What’s made her a hero to teachers lately is her about-face on the issues of accountability and the testing focus of the No Child Left Behind legislation, as well as her opposition to charter schools and the Race to the Top competition for award money implemented under President Barack Obama and U.S. Secretary of Education Arne Duncan.
Ravitch wrote in a recent blog, “I now freely concede that I was wrong to support the expansion of testing and accountability. I believe that approach has created a major national fraud, as the more we rely on testing, and the more we emphasize accountability, the less interest there is in anything that you or I would recognize as good education.”
And this: “I now freely concede that I was wrong to support choice as a primary mechanism for school reform.

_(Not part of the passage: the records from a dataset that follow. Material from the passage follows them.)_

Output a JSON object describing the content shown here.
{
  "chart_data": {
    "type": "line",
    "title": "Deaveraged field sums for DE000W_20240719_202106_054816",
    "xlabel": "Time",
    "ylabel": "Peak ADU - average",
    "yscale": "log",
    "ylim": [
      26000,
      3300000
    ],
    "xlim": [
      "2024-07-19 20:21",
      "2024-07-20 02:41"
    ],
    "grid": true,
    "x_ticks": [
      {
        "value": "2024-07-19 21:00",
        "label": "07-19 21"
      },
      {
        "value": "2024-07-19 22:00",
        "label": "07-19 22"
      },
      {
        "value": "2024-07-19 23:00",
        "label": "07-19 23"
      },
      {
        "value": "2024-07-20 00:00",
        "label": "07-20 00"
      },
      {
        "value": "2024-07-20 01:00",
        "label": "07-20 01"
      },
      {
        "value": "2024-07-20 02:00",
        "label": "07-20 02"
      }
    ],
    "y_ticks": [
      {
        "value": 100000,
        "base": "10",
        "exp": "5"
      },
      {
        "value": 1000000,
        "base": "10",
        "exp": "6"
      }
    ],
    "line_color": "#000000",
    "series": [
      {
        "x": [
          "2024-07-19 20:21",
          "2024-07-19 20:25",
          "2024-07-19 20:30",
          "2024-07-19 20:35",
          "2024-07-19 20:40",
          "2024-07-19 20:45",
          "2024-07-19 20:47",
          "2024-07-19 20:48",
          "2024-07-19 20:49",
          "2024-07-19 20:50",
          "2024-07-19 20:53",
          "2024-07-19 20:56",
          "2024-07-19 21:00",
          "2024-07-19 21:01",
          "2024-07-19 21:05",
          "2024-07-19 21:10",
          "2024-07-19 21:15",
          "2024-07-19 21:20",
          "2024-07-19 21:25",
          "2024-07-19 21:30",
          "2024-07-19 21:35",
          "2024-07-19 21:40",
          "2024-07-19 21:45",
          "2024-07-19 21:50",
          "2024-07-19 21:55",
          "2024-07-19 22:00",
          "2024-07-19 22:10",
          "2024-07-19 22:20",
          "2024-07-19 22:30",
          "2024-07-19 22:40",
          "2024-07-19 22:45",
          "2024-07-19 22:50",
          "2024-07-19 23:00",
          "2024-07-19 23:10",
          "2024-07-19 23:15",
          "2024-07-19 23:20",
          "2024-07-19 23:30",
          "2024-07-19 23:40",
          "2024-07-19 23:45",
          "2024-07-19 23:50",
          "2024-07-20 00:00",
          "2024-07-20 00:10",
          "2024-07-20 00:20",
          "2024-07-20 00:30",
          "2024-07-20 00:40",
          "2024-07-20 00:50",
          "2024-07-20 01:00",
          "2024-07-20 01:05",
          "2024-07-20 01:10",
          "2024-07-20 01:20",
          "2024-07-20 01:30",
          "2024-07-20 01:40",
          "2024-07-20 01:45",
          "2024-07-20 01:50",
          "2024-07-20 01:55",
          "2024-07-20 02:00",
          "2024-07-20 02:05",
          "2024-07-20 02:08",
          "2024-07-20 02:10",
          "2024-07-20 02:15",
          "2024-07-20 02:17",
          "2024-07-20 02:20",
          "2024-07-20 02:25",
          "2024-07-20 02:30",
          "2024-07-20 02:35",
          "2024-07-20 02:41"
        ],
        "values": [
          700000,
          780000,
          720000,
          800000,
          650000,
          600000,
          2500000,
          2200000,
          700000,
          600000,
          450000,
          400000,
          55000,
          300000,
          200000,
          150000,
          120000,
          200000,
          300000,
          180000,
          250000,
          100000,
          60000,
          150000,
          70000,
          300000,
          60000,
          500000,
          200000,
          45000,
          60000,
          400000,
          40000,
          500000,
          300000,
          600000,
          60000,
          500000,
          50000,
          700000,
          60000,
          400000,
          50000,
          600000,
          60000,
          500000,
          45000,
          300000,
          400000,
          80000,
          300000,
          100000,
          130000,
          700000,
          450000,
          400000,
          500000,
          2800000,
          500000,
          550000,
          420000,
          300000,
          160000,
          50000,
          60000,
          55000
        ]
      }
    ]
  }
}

It has become a mechanism to promote the privatization of public education and to create a cash flow of government funding for clever entrepreneurs.”
Ravitch expanded on these themes in her remarks in San Diego, slamming the controversial “Waiting for Superman” movie that assigns much of the blame for the failure of urban public education on the intransigence of teachers’ unions and policies that endorse job protection, tenure and seniority rights. She called the movie a “propaganda piece” and said its false message is that privatization in the form of charter schools is good and that unions protect bad teachers.
If we have so many bad teachers, Ravitch said, “then we have a problem with the people evaluating the teachers. Teachers don’t give themselves tenure.”
“Waiting for Superman” promotes the belief that schools need to be run like a business, Ravitch claimed, countering that public education is a public good that cannot be sold to the highest bidder and that it “belongs not to the Gates Foundation or the Broad Foundation.”
Charter schools “don’t take their fair share of English language learners or students with disabilities” and are not the solution, she said, pointing out that Stanford University’s
of Charter Schools showed that only 17 percent of charters do better than their neighborhood schools – “not way better, just slightly better.”